The final spending bill of the 2023 legislative session was large enough that a shorthand document outlining the plan covered 47 pages. The contents of Senate Bill 25 were shipped to Gov. Laura Kelly after receiving bipartisan support with votes of 29-10 in the Senate and 91-29 in the House.
During debate on the budget, members of the House and Senate expressed discontent with overall growth in state spending and layering of special-interest appropriations into the bill that weren’t publicly vetted by Senate and House committees.
Due to a stalemate on major tax reform that would have lowered the ending balance in 2024, lawmakers departed the Capitol with an expectation Kansas could end the next fiscal year with a $2.6 billion surplus in addition to $1.6 billion deposited in a rainy-day fund as protection against recession.
Before adjourning the annual legislative session Friday night, lawmakers rejected Kelly’s proposal for an $820 million initiative delivering to every adult Kansas taxpayer a check for $450 this summer. The governor made the proposal as an alternative to tax reductions sought by GOP legislators.
Sen. Caryn Tyson, a Parker Republican who chairs the Senate’s tax committee, said derailment of legislation slashing state taxes by $1.4 billion left her with no choice but to oppose the budget bill.
“We are increasing our government spending to the point where it’s out of control and not sustainable,” Tyson said. “But we’re not willing to give taxpayers a tax cut in order to help them pay their bills.”
Growth in state government expenditures, fueled by inflationary consumer spending and infusion of federal money through the COVID-19 pandemic, had to be addressed by a disciplined Legislature, said Sen. Virgil Peck, R-Havana.
“It seems like every single year we’re adding expenditures,” said Peck, who also voted “no” on the budget bill. “There’s a lot of bloat, a lot of waste.”
The salary money
Democrats and Republicans said they supported the budget, in part, because it poured $120 million into addressing deficiencies in state employee salaries that had been identified in market studies.
Workers with salaries more than 10% below market would receive a 5% raise or enough to reach the 10% under-market level. Individuals with salaries less than 10% below market or less than 10% above market would get a 5% boost.
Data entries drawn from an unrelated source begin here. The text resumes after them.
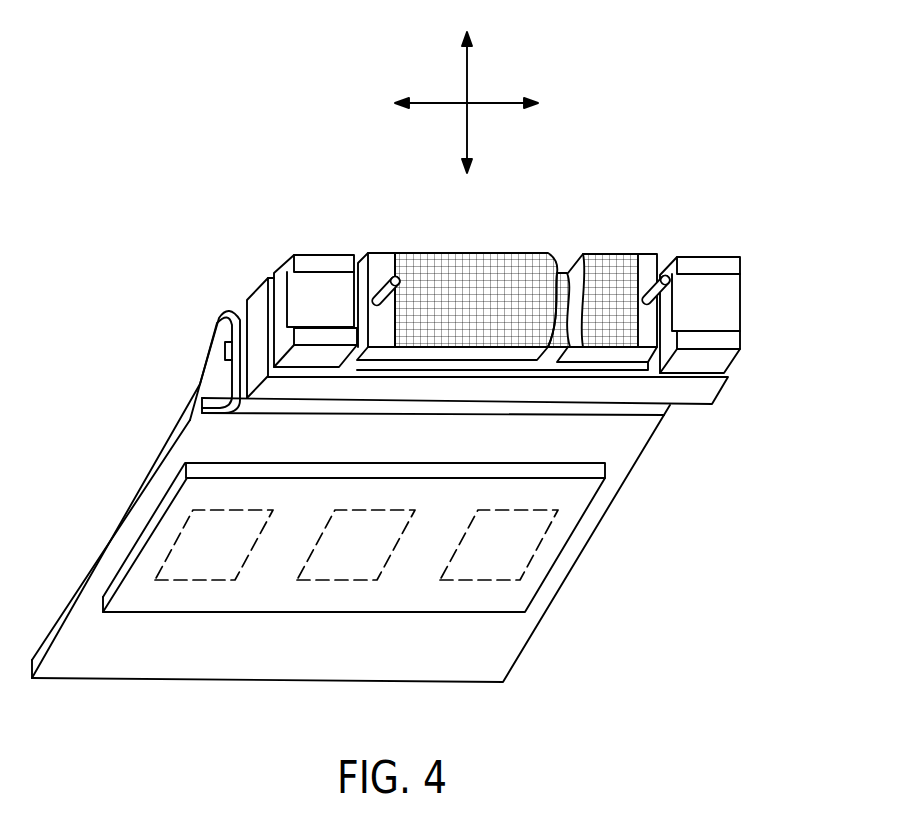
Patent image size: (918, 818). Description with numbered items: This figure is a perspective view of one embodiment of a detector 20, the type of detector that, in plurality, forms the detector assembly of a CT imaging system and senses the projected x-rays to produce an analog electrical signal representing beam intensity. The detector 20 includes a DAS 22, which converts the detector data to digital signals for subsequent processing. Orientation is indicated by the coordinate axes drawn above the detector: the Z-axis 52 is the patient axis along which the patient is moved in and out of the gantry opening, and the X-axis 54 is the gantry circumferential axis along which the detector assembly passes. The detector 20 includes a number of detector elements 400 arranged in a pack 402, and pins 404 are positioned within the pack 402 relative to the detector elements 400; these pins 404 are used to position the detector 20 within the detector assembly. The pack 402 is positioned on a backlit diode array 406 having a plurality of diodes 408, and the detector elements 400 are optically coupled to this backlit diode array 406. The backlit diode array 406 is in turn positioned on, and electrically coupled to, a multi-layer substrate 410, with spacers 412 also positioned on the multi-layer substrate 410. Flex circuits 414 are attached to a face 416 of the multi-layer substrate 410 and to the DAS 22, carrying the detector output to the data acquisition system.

The detector 20 is at (757, 161).
The data acquisition system 22 is at (590, 537).
The Z-axis 52 is at (492, 105).
The X-axis 54 is at (465, 72).
The detector elements 400 is at (478, 253).
The pack 402 is at (393, 248).
The pins 404 is at (652, 280).
The backlit diode array 406 is at (638, 371).
The diodes 408 is at (566, 272).
The multi-layer substrate 410 is at (712, 404).
The spacers 412 is at (324, 253).
The flex circuits 414 is at (198, 357).
The face 416 is at (242, 300).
Anyone with a salary that was more than 10% above market levels would be limited to a 2.5% raise.
People working in certain agencies — Kansas Department of Corrections, state hospitals, Kansas Commission on Veterans Affairs — would get market adjustments in addition to a 5% bonus. The Kansas Highway Patrol and Kansas Bureau of Investigation would be allocated 2.5% raises to supplement career progression pay enhancements. A special $13 million merit pool would be appropriated to universities in the Kansas Board of Regents system.
Non-judge employees in the judicial branch and full-time workers in the legislative branch would get raises of 5%, while judges and justices, statewide elected officials and legislators would be excluded.
“Somebody always feels slighted or somebody feels like they should have received more,” said Rep. Troy Waymaster, a Bunker Hill Republican and chairman of the House Appropriations Committee.